Waymo the Leapfrog
Tesla vs Waymo and Why They Don’t Partner
- Many argue Tesla has strong incentives not to partner with Waymo: it would signal Tesla’s vision-only FSD is insufficient and undercut its high valuation premised on owning the autonomy stack.
- Waymo also gains little: it could source EVs from many automakers and avoid the reputational and bargaining risks of tying itself to a single, volatile partner.
- Some frame it like Google vs Apple in phones: competing stacks and business models where competition, not collaboration, is expected.
Technology Approaches (Sensors vs Vision)
- Waymo uses an expensive, lidar‑heavy sensor suite; Tesla pursues camera-only with heavy AI.
- Commenters note both rely on AI/computer vision; the real divide is “vision-only vs multi‑sensor.”

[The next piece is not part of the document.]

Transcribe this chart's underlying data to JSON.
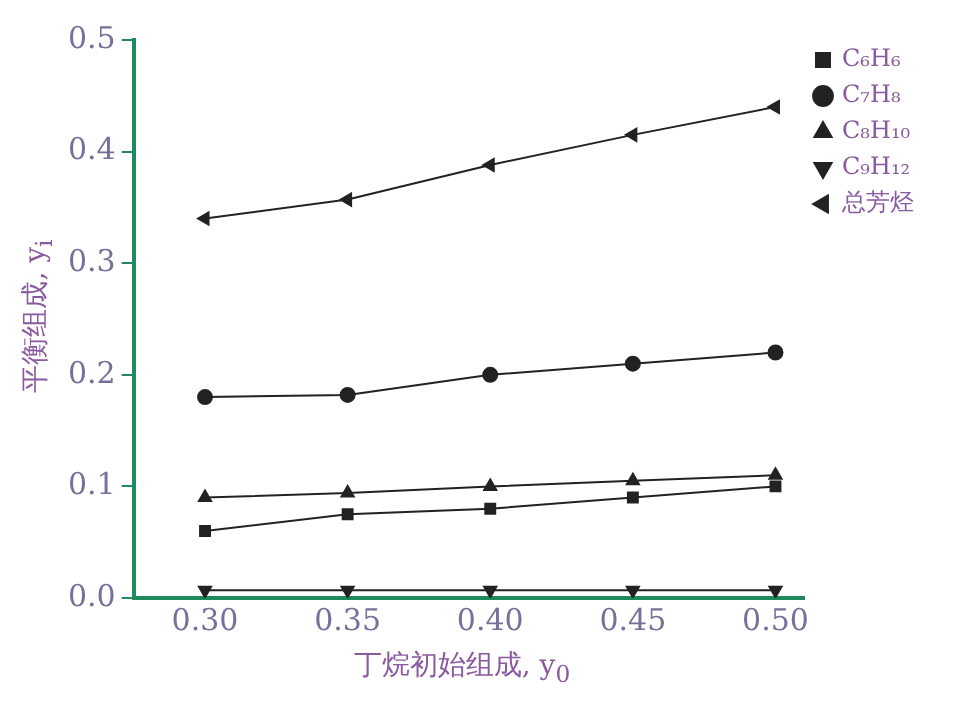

- Waymo’s hardware is seen as too costly and maintenance-heavy for mass consumer vehicles today.
User Experience and Safety Perception
- Multiple riders report Waymo in SF and LA as smooth, predictable, clean, and often “mundane in a good way”; some feel it now drives better than they do within its geofenced areas.
- Tesla FSD is described as improving but still anxiety‑inducing, like supervising a teenage driver.
- There are anecdotes of Waymos blocking traffic or entering a wrong-way alley; remote staff can give “advice” but not direct control, with roadside assistance as a fallback.
- One commenter dismisses Tesla FSD as essentially a live prototype with customers as test subjects.
Public Transit, Congestion, and “Leapfrog” Claims
- Strong skepticism that robotaxis can replace well‑run mass transit, especially in dense Asian/European cities.
- Critics stress geometry: low-occupancy cars, even autonomous, can’t match buses/trains for corridor capacity; self-driving fleets risk induced demand and more congestion.
- Others imagine shared, cooperative autonomous fleets (small shuttles, dynamic “flocks,” point‑to‑point minibuses) that could outperform today’s often-empty, infrequent U.S. buses.
- Debate over buses: some claim underused buses cause net congestion; others counter that at peak times they clearly remove car trips and that service must run off‑peak to be viable.
Economics, Scale, and Market Structure
- Disagreement over unit economics: some think cheaper hardware and high utilization will make robotaxis very cheap; others note current billion‑dollar losses and heavy ongoing engineering.
- One side argues autonomy is not a natural monopoly: multiple firms could reach similar safety levels.
- Another side claims scale-driven utilization advantages create winner‑take‑most dynamics similar to ride‑hailing.
Scope, Availability, and Endgame
- Waymo is praised but seen as geographically narrow; rollout to new cities and to harsher conditions (e.g., snow) is expected to be slow.
- Some see potential to reshape suburban commuting; others say that’s already possible with Uber and would mainly worsen sprawl.
- Speculation on Waymo’s endgame: Uber‑like service, tech provider to automakers or transit agencies, or a platform that Google could eventually monetize with advertising—prompting worries about future ad‑ridden rides.